Let me preface this reply with the fact that water doesn't know numbers, it's the flow of shape that matters. Numbers are only a guideline to shaping what looks good to our eyes and feels good to our hands.
That being said the railband dimensions change at 12" from the nose and 12" from the tail due to the tapering foil of the blank's profile and the narrower nose and tail widths than the midpoint.
Most importantly you want to copy the bottom rocker onto the side rail and make that taper slightly in the nose and tail areas. The deck rail bands will affect overall volume of the board and shape of the top rail.

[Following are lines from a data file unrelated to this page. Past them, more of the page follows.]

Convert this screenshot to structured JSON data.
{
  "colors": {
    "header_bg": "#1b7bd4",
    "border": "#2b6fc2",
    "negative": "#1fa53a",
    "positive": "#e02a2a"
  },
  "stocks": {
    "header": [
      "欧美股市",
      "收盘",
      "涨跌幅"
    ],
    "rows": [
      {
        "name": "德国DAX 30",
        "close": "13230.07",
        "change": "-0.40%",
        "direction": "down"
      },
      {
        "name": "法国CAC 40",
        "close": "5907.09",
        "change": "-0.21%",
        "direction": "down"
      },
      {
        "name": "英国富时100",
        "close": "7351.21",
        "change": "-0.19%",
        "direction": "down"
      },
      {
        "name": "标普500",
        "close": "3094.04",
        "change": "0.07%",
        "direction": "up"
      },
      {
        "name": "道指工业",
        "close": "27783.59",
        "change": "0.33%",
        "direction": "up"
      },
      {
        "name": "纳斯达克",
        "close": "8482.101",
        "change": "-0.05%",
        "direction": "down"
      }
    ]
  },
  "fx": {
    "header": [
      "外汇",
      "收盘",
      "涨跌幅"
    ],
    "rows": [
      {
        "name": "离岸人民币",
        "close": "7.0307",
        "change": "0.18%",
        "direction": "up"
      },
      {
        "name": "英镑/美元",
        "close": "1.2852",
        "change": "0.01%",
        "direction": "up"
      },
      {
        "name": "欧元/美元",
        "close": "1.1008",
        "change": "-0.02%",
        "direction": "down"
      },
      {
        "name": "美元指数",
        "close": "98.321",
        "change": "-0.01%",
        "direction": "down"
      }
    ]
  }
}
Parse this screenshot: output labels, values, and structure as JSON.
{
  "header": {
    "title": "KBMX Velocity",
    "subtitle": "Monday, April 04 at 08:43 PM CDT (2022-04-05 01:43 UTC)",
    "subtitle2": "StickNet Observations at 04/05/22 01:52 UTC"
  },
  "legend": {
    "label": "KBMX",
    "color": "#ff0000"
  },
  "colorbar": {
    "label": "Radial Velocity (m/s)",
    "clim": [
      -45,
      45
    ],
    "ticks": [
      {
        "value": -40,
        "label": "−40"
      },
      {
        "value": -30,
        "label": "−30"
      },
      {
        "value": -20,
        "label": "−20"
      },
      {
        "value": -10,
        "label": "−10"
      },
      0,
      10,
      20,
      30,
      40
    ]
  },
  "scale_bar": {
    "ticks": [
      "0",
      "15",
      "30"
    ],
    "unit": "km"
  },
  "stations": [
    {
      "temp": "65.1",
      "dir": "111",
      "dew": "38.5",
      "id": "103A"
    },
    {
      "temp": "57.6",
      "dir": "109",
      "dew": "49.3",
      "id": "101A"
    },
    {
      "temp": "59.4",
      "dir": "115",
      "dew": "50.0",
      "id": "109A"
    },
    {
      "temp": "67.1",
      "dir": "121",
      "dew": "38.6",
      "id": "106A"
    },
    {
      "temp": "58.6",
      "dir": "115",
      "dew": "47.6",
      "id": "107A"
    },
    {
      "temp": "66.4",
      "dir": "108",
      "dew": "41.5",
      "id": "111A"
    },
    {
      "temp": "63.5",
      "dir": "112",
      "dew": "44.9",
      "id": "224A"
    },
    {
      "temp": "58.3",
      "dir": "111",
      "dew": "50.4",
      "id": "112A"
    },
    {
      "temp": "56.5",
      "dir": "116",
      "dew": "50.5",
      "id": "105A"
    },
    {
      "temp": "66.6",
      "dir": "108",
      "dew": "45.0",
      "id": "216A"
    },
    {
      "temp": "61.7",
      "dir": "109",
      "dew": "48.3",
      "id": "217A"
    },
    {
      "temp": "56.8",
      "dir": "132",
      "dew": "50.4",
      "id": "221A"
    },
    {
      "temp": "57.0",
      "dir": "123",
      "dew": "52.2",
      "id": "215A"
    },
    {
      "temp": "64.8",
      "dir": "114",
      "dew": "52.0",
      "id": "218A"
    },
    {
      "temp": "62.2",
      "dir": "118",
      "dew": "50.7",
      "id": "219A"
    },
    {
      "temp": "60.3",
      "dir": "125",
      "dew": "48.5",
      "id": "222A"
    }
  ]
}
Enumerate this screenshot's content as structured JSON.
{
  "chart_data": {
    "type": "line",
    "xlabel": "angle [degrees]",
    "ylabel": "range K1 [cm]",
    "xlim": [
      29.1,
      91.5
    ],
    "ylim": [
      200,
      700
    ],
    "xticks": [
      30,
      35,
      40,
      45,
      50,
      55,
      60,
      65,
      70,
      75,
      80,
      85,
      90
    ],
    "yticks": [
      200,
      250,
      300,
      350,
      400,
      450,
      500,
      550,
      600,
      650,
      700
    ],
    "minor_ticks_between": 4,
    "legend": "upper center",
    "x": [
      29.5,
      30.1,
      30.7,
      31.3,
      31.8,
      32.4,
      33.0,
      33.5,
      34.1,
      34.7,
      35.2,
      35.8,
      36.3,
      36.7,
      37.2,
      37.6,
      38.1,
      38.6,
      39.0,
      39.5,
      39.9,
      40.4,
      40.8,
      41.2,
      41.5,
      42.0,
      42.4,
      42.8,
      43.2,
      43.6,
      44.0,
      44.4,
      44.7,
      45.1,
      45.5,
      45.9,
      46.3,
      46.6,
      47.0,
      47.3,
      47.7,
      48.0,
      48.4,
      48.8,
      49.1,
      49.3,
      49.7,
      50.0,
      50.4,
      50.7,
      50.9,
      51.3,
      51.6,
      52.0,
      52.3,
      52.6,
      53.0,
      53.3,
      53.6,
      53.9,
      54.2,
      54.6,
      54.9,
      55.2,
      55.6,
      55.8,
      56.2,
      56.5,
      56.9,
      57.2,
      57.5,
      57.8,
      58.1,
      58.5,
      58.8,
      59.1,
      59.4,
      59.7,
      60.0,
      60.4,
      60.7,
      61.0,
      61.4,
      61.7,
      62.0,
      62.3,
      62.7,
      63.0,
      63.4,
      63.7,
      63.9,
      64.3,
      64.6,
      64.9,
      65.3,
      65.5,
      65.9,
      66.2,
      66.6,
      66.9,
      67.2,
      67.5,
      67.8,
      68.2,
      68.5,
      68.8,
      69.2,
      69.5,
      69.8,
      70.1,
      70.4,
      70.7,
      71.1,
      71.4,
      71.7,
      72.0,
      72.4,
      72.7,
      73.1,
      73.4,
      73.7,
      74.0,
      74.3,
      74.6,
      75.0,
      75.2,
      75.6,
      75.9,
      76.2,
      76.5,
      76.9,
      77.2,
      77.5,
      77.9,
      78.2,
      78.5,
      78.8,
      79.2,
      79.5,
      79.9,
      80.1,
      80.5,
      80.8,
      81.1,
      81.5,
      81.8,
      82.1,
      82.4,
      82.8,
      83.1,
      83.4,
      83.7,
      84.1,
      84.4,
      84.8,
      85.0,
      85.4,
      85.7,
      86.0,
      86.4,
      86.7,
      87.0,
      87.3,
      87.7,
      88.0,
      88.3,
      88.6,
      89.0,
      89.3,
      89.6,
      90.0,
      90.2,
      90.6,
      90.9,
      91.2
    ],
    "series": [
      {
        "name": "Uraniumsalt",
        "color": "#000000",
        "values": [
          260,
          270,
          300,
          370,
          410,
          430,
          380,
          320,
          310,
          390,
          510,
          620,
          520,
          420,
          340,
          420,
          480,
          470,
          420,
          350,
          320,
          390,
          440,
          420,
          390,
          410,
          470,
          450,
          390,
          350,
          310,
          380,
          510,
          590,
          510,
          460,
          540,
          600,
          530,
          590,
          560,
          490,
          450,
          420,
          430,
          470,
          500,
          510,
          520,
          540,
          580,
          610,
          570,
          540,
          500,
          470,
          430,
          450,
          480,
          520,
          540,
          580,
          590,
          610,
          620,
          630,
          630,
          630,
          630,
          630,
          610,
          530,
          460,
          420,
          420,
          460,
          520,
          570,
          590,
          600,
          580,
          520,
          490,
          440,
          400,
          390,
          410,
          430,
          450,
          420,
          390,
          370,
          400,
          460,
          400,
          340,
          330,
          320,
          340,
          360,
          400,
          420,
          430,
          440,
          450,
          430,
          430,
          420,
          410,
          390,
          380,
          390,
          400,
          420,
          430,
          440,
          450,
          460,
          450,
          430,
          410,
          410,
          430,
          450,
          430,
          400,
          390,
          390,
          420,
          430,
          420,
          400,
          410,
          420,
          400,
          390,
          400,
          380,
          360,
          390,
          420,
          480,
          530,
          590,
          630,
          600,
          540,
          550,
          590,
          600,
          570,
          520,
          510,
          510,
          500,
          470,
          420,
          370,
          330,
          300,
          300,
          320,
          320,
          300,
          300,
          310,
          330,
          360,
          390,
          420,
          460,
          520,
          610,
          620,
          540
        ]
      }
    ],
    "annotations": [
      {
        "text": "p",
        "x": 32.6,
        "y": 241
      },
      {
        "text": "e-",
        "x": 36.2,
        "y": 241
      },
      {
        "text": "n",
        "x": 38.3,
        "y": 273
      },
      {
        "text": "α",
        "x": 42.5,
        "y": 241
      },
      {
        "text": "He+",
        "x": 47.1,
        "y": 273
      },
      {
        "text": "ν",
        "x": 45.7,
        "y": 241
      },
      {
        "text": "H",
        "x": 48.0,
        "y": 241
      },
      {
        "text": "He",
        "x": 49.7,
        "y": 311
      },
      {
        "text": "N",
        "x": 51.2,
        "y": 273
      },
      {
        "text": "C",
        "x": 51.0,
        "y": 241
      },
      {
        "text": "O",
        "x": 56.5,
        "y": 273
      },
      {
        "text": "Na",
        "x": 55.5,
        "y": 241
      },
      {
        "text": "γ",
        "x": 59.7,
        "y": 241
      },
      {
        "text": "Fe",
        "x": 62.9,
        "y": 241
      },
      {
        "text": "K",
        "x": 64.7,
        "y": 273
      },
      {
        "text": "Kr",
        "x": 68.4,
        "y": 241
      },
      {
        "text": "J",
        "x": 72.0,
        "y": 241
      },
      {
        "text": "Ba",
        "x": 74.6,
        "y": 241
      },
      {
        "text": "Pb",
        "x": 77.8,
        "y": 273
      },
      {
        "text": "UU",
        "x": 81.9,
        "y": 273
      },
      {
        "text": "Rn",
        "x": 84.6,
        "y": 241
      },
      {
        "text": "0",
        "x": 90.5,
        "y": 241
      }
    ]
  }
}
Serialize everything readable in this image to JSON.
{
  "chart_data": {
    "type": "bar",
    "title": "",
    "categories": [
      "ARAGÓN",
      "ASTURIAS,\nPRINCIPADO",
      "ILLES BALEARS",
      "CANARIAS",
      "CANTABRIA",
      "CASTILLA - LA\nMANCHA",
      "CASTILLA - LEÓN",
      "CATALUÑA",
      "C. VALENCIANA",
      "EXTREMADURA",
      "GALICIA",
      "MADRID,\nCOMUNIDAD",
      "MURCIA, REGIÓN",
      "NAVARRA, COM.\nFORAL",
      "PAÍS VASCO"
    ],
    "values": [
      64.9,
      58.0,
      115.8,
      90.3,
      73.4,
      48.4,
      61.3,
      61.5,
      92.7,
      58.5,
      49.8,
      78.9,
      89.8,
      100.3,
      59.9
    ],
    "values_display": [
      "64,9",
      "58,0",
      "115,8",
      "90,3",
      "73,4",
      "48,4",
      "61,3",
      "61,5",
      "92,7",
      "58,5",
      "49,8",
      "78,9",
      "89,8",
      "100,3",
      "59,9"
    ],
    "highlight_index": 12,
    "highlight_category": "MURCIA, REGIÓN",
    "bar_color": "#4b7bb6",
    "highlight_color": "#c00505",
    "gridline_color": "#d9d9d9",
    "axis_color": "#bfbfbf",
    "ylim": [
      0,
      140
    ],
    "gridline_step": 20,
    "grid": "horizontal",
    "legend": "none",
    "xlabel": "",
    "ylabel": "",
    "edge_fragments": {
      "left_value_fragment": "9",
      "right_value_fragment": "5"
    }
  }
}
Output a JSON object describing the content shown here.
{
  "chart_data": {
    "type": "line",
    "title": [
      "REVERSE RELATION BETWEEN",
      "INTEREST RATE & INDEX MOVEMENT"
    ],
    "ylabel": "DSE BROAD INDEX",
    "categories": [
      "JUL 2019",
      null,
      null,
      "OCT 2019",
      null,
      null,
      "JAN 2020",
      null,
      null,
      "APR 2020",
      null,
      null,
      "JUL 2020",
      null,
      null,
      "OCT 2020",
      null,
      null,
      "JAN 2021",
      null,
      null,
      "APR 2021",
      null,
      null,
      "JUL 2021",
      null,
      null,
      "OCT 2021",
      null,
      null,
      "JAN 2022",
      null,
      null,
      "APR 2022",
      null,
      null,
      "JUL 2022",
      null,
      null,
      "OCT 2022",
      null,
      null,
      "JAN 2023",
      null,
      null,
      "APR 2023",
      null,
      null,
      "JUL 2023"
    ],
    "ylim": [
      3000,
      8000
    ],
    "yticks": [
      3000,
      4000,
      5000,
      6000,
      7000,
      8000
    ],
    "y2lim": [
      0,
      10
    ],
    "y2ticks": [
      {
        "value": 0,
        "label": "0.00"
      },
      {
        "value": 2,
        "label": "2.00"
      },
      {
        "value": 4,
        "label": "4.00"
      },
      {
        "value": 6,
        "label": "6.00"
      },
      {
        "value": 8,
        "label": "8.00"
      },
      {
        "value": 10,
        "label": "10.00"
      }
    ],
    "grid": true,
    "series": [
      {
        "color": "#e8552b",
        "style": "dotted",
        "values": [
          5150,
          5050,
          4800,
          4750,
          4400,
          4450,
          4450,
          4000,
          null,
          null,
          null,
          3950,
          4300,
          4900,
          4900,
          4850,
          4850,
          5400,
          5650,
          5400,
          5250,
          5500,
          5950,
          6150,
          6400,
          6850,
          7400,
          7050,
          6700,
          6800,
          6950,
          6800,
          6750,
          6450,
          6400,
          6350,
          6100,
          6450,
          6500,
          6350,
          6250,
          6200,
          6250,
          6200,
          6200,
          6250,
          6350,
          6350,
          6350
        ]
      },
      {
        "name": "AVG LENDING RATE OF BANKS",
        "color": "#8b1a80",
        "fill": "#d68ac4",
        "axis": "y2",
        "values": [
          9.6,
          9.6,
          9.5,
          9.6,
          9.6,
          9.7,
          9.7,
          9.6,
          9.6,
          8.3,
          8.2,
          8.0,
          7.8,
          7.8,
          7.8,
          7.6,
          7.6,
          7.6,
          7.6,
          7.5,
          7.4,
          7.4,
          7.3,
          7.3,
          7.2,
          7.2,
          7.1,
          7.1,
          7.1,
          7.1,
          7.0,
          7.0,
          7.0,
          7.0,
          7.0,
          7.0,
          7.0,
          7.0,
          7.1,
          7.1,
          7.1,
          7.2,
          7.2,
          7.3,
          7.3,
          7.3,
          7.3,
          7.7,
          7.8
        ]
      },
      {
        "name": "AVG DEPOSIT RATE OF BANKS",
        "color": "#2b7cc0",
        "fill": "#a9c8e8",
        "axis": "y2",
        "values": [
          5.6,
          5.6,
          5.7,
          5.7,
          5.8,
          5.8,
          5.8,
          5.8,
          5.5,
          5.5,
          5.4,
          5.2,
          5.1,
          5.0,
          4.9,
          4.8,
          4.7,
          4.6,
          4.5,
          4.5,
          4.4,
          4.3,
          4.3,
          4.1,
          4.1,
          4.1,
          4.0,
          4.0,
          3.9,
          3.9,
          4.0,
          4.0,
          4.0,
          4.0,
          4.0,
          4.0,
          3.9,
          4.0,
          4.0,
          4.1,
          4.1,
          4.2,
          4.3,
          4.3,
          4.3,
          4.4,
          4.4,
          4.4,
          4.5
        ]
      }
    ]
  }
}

You can do math to calculate the rail mark dimensions at the nose and tail based the change in thickness compared to the midpoint. For example, a 2 1/2" thick midpoint rail mark of 1 5/8" [1.63 / 2.5 = ~60% for a 60/40 rail] will reduce down to 1" if the foil thickness is 1 5/8" @ 12" from the nose (~60%)
You can put your rail marks on the board and trace them out (making a tool for that is fine but I use my hand and drag my pinkie along the edge or bottom to trace the outline or rocker and adjust the curve while walking to hit the rail mark dots - or come close.
Then take a look and if you don't like it, make adjustments. It'll all shape off when tools hit the foam.
The apex is between the rail mark and top of tuck and will appear when screening the rail bands to round them off.